McGonagall, sin embargo, se llevó las manos a sus gafas y las limpió con su túnica sin apartar la vista de la muchacha. Aquella mirada atemorizaba a Hermione. Aunque era tranquila, no le aportaba aquél gesto de compañerismo como hacía las demás veces.
-Señorita Granger -dijo tranquilamente, bajando la mirada hacia sus gafas- Comprenderá usted que un acto tan preparado no puede interrumpirse justo ahora. Los jefes de las diferentes casas lo hemos hablado, y a todos nos parece correcto. No tiene que interferir en sus rendimientos -alzó la voz, dirigiendo una mirada rápida hacia toda la clase- Considérenlo como una simple y agradable merienda. Todos los profesores estaremos presentes.
Todos los profesores estaremos presentes. ¿Y qué? ¿Suponía eso una amenaza para los alumnos? Si así lo pensaba, desde luego no había estado totalmente presente en las demás fiestas que se habían organizado. Todas aquellas catastróficas, a ojos de Hermione.
-Pero, ¿qué pasará si ocurren... cosas? -dijo Hermione con cautela- ¿Acaso no han pensado en todos los deberes que tenemos que hacer?
-Creo que son suficientemente responsables como para acabar sus tareas antes del evento.
-¡...Suficientemente responsables! -Hermione le dedicó una risa irónica, rodando los ojos-
-Señorita Granger, no me hable en ese tono. No acepto groserías.
-¡Usted sabe tanto como yo el error que supone ese evento! -alzó aún más la voz, inclinándose hacia adelante- ¡Y cómo al día siguiente vendrá toda la clase con los trabajos sin hacer, y cómo los inocentes tendremos que tragarnos el castigo impuesto a toda la clase!
-¡Los quehaceres no se hacen el día de antes, señorita Granger! ¡Y me apuesto mis años de enseñanza a que muchos alumnos ignoran éste consejo! Pero ese no es problema mío, y mucho menos suyo. Me hierve la sangre tanto como a usted que paguen justos por pecadores, pero es una cuestión de responsabilidad que cada uno debe aplicarse a sí mismo.
-¡Pero...!
-¡Señorita Granger, estoy harta de sus peros! ¡La fiesta se organizará, quiera o no! ¡Y ahora siéntese, si no quiere que la mande al despacho del director!

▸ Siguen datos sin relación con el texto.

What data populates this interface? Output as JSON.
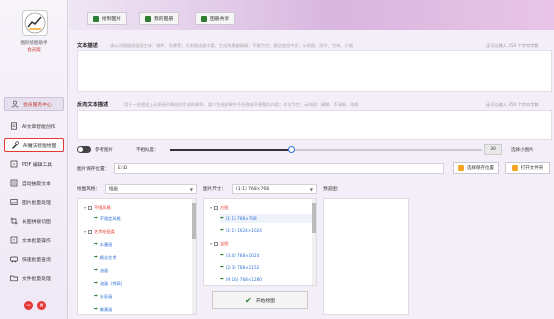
{
  "app": {
    "title": "图形绘图助手",
    "subtitle": "会员版"
  },
  "sidebar": {
    "user_label": "会员服务中心",
    "items": [
      {
        "label": "AI文章智能创作",
        "icon": "document-icon"
      },
      {
        "label": "AI魔法智能绘图",
        "icon": "paint-icon",
        "active": true
      },
      {
        "label": "PDF 编辑工具",
        "icon": "pdf-icon"
      },
      {
        "label": "自动抽取文本",
        "icon": "text-extract-icon"
      },
      {
        "label": "图片批量处理",
        "icon": "image-batch-icon"
      },
      {
        "label": "长图拼接切图",
        "icon": "crop-icon"
      },
      {
        "label": "文本批量操作",
        "icon": "text-batch-icon"
      },
      {
        "label": "快速批量查询",
        "icon": "query-icon"
      },
      {
        "label": "文件批量处理",
        "icon": "folder-batch-icon"
      }
    ]
  },
  "tabs": [
    {
      "label": "绘制图片"
    },
    {
      "label": "我的图册"
    },
    {
      "label": "图册共享"
    }
  ],
  "text_desc": {
    "label": "文本描述",
    "hint": "请以详细描述画面主体：物件、场景等；文本描述越丰富，生成效果越精确；不能为空；建议使用中文；示例图：雨中、竹林、小猫",
    "counter": "还可以输入 250 个字符字数"
  },
  "neg_desc": {
    "label": "反向文本描述",
    "hint": "用于一些描述上从原画中降低的生成的概率，减少生成结果中不合理或不想要的内容；也可为空；示例图：模糊、不清晰、残影",
    "counter": "还可以输入 250 个字符字数"
  },
  "ref": {
    "toggle_label": "参考图片",
    "strength_label": "不相似度：",
    "strength_value": "30",
    "strength_fraction": 0.39,
    "upload_label": "选择小图片"
  },
  "save": {
    "label": "图片保存位置：",
    "path": "E:\\D",
    "choose_label": "选择保存位置",
    "open_label": "打开文件夹"
  },
  "style": {
    "label": "绘图风格：",
    "value": "插画"
  },
  "size": {
    "label": "图片尺寸：",
    "value": "(1:1) 768×768"
  },
  "preview": {
    "label": "预览图："
  },
  "style_tree": [
    {
      "type": "cat",
      "label": "不限风格"
    },
    {
      "type": "item",
      "label": "不限定风格"
    },
    {
      "type": "cat",
      "label": "艺术绘画类"
    },
    {
      "type": "item",
      "label": "水墨画"
    },
    {
      "type": "item",
      "label": "概念艺术"
    },
    {
      "type": "item",
      "label": "油画"
    },
    {
      "type": "item",
      "label": "油画（梵高）"
    },
    {
      "type": "item",
      "label": "水彩画"
    },
    {
      "type": "item",
      "label": "像素画"
    }
  ],
  "size_tree": [
    {
      "type": "cat",
      "label": "方图"
    },
    {
      "type": "item",
      "label": "(1:1) 768×768"
    },
    {
      "type": "item",
      "label": "(1:1) 1024×1024"
    },
    {
      "type": "cat",
      "label": "竖图"
    },
    {
      "type": "item",
      "label": "(3:4) 768×1024"
    },
    {
      "type": "item",
      "label": "(2:3) 768×1152"
    },
    {
      "type": "item",
      "label": "(9:16) 768×1280"
    }
  ],
  "start_label": "开始绘图",
  "colors": {
    "accent": "#e53935",
    "link": "#2b6fd6",
    "green": "#2e7d32"
  }
}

Aquellas palabras resonaron con fuerza en el aula, pero no tanto como en la cabeza de Hermione. La chica se quedó enmudecida, con los ojos totalmente abiertos. Jamás McGonagall le había hablado así. Jamás un profesor le había hablado de esa manera. Había sido derrotada. La estúpida fiesta iba a celebrarse.
-Me parece que ésta vez Mamá-Gato no ha estado de acuerdo contigo, ¿no es cierto, sabelotodo?
Draco Malfoy se había vuelto con una sonrisa cargada de malicia y unas cuantas risas que más que risas Hermione podría haber apostado a que eran los siseos de aquellas asquerosas serpientes, mientras que el chico rubio entrecerraba los ojos, triunfante, al ver a la niñita felina perder la mejor de sus armas: el habla.
Sin darse cuenta siquiera, una fuerza sobrenatural la empujaba por los hombros, hasta que se encontró sentada de nuevo en su pupitre. No advirtió, hasta que las miradas de sus compañeros que se clavaban en ella se volvían totalmente borrosas, que estaba llorando.